Обернись учительница сейчас, она была бы немало удивлена переменами, происшедшими с ним за какие-то секунды. Испуг стерся с лица, сейчас Ваня выглядел рассерженным. Ванин лоб пошёл глубокими складками, а круглые совиные глаза сощурились, как у дикой кошки. Казалось, ещё момент и он зашипит. На секунду Ване и впрямь показалось, будто его голова превратилась в паровой котёл, и стравливаемый пар свистит в ушах.
Пора.
Ваня медленно вытащил руку из кармана. В ней был пистолет — тяжёлый восьмизарядник, он всю дорогу гирей оттягивал карман, но безразмерные, по последней моде, джинсы удачно его маскировали. До сегодняшнего утра пистолет отдыхал в ящике отцовского стола. После завтрака он незаметно перекочевал в Ванин рюкзак.

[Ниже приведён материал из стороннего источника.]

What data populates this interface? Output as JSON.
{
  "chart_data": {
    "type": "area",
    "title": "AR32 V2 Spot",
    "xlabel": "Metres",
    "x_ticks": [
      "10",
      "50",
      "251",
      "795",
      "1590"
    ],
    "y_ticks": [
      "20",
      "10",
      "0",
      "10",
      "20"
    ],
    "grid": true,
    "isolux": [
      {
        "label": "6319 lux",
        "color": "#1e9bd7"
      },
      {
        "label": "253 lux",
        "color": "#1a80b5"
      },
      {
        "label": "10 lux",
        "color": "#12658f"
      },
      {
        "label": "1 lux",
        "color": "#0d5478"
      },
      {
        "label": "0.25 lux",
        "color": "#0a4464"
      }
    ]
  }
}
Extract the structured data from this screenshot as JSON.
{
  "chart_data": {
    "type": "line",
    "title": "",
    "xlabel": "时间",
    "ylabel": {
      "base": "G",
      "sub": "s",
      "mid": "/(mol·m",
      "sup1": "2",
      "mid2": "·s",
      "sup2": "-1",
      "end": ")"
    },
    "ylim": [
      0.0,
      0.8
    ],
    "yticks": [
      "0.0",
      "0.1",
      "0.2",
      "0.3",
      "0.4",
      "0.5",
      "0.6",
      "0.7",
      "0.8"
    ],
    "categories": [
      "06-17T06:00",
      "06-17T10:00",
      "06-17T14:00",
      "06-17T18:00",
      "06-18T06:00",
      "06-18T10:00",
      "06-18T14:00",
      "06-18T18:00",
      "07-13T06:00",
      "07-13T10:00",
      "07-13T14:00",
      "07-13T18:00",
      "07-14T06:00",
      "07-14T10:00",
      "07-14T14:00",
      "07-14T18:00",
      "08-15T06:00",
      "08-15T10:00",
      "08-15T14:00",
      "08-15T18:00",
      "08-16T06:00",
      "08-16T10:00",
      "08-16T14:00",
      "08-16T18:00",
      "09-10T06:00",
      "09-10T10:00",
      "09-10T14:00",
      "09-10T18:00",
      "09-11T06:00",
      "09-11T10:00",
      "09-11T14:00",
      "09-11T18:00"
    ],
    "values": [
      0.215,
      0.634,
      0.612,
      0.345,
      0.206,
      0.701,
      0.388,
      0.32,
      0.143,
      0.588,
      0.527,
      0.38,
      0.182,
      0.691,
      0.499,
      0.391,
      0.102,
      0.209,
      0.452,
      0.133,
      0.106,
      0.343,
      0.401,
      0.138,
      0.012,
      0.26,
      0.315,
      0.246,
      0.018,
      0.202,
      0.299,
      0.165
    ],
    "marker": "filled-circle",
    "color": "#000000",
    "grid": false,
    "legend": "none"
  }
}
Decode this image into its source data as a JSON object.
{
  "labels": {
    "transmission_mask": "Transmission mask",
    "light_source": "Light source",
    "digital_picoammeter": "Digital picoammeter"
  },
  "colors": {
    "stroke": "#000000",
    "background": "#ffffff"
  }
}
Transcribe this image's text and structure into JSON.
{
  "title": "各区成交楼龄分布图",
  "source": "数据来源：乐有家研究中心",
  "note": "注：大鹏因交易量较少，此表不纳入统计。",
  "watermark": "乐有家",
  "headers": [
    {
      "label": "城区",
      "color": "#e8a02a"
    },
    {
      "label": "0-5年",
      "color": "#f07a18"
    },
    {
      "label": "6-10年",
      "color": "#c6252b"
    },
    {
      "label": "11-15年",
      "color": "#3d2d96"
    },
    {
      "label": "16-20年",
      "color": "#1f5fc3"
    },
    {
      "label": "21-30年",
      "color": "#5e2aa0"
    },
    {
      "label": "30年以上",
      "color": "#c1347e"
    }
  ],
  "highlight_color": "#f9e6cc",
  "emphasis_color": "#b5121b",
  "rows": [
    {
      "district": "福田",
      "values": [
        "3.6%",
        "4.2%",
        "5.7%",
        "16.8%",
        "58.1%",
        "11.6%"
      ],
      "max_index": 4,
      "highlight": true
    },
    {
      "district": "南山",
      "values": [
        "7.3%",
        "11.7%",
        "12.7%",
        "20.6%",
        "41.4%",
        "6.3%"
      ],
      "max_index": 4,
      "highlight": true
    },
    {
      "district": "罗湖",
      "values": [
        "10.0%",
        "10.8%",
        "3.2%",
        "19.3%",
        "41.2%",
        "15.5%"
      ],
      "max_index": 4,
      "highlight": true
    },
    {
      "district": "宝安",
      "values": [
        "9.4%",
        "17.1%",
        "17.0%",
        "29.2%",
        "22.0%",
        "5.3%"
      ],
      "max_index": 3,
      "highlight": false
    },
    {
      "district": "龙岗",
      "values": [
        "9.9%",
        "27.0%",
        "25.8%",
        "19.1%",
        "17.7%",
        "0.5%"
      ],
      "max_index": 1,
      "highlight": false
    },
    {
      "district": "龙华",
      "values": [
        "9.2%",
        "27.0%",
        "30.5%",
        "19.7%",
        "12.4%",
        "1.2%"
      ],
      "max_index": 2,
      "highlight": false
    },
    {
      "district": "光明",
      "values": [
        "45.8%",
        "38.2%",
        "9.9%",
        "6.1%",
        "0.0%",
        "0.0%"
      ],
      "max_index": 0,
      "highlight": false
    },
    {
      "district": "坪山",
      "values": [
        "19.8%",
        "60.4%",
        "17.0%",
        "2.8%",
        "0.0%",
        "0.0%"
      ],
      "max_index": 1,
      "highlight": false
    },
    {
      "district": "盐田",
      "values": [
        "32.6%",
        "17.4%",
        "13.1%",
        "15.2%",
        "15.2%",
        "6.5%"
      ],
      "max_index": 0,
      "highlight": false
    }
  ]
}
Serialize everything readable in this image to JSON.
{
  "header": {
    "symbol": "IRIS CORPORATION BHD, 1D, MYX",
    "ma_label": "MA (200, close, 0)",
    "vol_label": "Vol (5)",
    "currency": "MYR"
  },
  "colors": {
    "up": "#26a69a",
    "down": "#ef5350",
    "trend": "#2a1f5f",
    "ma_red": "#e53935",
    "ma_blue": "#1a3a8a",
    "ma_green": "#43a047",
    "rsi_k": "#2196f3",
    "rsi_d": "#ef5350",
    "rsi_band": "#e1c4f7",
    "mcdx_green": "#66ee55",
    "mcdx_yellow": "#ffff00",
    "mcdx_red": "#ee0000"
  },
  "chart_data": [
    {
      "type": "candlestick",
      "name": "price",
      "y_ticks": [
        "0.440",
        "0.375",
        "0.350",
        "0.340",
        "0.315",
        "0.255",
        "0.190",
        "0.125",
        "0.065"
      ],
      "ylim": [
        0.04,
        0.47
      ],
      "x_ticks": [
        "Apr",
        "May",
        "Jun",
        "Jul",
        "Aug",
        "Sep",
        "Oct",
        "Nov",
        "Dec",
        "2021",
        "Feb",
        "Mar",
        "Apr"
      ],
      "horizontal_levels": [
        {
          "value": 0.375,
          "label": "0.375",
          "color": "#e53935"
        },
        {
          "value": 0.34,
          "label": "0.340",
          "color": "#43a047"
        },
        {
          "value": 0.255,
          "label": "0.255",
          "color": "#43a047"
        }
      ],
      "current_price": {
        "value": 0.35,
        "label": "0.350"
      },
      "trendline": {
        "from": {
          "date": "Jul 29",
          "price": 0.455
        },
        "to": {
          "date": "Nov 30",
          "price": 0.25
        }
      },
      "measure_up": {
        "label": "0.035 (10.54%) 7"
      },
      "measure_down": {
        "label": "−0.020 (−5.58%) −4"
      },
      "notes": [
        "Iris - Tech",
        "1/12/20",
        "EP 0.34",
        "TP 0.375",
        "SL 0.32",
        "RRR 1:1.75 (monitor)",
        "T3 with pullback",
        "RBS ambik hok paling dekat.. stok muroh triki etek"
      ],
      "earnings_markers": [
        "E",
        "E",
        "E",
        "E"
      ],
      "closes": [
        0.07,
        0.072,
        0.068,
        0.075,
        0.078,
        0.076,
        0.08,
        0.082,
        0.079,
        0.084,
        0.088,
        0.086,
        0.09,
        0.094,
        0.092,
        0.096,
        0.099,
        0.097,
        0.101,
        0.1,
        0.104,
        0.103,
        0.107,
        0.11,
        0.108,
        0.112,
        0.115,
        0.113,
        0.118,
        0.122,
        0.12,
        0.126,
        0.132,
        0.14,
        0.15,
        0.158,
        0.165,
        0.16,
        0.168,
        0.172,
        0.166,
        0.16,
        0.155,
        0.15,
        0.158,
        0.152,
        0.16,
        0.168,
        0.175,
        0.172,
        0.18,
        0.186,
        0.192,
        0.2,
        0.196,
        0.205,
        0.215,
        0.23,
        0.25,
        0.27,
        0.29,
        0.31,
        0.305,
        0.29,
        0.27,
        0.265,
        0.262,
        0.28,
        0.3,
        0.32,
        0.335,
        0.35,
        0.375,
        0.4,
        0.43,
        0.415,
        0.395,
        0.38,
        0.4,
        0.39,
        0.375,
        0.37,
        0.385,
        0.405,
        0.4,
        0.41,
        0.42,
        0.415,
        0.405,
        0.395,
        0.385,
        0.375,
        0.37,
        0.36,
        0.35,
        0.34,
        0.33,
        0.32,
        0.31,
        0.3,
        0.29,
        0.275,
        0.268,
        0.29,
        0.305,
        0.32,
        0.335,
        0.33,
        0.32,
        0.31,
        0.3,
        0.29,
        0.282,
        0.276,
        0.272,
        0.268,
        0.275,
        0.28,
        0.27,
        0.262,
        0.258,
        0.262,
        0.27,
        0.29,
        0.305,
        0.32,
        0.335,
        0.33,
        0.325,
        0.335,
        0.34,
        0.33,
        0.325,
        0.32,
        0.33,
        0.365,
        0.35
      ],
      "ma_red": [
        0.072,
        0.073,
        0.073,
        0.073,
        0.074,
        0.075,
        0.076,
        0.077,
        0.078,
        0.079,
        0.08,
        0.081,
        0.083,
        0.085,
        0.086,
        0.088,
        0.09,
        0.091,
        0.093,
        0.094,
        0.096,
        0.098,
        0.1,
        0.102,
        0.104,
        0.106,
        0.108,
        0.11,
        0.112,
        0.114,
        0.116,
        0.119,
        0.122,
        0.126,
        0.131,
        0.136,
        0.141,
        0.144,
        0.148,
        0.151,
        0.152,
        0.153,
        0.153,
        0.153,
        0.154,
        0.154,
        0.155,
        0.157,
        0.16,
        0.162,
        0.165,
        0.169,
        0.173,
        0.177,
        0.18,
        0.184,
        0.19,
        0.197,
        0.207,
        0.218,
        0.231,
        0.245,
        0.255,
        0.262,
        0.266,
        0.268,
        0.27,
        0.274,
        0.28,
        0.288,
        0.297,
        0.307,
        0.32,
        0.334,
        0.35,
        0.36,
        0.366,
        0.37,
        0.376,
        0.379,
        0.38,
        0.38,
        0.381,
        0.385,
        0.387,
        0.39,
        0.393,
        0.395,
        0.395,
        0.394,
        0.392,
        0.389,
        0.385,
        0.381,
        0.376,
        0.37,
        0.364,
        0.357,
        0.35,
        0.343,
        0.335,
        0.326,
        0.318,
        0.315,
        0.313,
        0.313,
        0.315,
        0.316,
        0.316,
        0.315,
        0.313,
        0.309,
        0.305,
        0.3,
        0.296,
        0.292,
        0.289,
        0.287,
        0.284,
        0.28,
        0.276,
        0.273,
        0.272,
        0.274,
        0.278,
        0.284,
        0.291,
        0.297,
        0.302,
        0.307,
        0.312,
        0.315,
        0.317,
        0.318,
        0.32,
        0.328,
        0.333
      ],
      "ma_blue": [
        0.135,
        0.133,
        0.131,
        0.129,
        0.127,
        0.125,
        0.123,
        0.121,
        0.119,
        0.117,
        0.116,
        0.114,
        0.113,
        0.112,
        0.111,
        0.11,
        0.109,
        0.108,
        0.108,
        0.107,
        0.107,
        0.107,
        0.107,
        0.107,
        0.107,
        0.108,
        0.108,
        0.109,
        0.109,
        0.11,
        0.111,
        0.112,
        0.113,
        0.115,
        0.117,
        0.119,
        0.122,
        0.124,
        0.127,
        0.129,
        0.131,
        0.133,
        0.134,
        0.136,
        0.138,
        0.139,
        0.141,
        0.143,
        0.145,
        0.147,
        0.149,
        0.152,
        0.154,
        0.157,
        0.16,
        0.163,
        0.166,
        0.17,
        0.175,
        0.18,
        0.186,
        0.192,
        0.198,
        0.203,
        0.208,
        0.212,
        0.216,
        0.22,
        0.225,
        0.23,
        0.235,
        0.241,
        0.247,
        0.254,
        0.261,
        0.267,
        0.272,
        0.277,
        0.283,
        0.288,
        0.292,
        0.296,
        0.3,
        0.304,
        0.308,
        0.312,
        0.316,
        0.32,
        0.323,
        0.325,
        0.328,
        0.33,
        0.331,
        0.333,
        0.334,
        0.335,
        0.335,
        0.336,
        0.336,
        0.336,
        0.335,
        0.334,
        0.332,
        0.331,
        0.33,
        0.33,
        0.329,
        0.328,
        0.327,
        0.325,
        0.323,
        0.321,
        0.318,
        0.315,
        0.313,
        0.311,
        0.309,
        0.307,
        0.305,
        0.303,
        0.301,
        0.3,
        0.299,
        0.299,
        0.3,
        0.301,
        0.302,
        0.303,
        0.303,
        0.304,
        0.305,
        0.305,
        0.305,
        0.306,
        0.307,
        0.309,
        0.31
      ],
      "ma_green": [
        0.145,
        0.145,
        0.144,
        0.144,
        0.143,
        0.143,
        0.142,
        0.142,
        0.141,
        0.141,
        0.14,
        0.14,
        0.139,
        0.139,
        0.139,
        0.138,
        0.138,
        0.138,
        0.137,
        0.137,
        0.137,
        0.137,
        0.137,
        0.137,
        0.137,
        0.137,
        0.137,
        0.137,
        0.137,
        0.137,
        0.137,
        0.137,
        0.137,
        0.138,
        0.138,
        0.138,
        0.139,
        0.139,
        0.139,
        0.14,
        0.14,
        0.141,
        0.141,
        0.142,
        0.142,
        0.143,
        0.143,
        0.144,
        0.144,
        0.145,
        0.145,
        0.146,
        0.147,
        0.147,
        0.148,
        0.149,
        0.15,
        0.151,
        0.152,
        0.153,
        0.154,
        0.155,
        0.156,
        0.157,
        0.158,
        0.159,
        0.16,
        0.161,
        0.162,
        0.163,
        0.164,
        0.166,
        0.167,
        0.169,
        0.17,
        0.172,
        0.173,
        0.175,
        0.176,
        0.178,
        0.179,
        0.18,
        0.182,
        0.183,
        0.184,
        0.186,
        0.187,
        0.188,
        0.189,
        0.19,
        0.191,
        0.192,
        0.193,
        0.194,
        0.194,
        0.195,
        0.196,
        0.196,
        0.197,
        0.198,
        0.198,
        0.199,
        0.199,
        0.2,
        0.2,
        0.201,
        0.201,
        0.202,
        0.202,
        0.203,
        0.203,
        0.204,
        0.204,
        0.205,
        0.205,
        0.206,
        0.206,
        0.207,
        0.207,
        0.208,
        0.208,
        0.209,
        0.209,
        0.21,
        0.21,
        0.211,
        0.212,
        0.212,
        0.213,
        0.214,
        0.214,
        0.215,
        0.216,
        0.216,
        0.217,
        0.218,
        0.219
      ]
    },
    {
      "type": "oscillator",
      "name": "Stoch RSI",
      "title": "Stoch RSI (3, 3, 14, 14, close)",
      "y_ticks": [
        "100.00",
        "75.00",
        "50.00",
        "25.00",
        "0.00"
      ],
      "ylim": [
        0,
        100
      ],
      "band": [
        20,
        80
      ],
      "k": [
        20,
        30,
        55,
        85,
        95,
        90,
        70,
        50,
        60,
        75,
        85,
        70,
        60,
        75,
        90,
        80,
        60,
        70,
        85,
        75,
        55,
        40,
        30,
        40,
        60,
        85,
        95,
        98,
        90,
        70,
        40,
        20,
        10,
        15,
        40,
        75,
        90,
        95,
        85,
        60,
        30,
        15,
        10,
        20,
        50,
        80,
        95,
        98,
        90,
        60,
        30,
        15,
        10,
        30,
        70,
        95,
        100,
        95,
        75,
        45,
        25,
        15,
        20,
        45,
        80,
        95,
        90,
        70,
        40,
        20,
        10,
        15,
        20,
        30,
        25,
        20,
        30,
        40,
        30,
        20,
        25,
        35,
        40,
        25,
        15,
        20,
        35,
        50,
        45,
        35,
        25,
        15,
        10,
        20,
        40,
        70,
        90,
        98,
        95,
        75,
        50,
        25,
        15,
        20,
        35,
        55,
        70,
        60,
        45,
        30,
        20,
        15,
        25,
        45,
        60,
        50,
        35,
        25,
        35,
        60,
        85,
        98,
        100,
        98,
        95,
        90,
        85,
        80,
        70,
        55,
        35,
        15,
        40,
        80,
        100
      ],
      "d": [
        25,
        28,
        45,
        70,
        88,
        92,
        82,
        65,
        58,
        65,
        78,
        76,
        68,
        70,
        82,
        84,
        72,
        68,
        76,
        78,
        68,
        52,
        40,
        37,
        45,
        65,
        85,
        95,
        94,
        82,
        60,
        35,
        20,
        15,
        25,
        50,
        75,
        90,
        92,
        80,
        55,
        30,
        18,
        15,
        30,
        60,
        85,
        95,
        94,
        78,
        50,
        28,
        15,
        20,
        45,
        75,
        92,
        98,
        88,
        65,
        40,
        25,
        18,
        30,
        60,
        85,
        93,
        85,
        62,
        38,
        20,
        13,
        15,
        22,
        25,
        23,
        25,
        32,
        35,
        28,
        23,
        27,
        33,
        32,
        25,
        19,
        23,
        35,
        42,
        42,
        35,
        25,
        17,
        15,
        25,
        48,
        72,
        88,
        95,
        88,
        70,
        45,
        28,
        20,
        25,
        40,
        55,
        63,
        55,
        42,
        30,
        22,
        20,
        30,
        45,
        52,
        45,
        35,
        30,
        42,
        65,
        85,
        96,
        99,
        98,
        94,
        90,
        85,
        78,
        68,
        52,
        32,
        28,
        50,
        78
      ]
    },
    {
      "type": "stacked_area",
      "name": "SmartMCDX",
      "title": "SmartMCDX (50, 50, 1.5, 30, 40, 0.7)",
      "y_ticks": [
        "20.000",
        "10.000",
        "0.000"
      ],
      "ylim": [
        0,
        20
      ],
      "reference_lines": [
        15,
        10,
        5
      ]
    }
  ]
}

Пистолет был велик для Ваниных ладоней: дающая ощущение силы тяжесть сразу потянула руку вниз. Для удобства Ваня обхватил гофрированную рукоятку обеими руками. Тускло отблёскивающий ствол хищно нацелился на спину, обтянутую серой блузой, потом, чуть поколебавшись, переместился выше, по направлению к голове.
— Тут ничего нет. Это что, шутка такая? Корней... — Классная руководительница повернула к нему голову и запнулась, встретившись взглядом с немигающим черным зрачком дула. Ваня где-то читал, что оно должно казаться её сейчас шириной с тоннель. Впрочем, кто это проверял?
— Нет, не шутка. — Ваня подал голос. — Никаких больше шуток.
— Тогда что всё это значит? И откуда у тебя пистолет?! Что это ещё за игрушки?
Учительница разозлилась не на шутку. Снова эти дурацкие розыгрыши! Неизвестно, что этот сорванец о себе возомнил, но на этот раз он получит за всё: за прерванную работу, за наглый обман, за то, что заставил её по-дурацки ползать перед пыльным станком…
Однако сам Ваня не собирался ни перед кем оправдываться. Чёрта с два он будет пресмыкаться перед этой тварью! Ваня нахмурился и заорал, с трудом перекрикивая гул станков:
— Ты поставила мне двойку за годовой диктант! Меня теперь оставят на второй год! И родители не возьмут меня с собой на Гавайи! И мотоцикл я теперь не получу! Всё и-—за тебя! Из-за тебя, дура!!! Ты это понимаешь?!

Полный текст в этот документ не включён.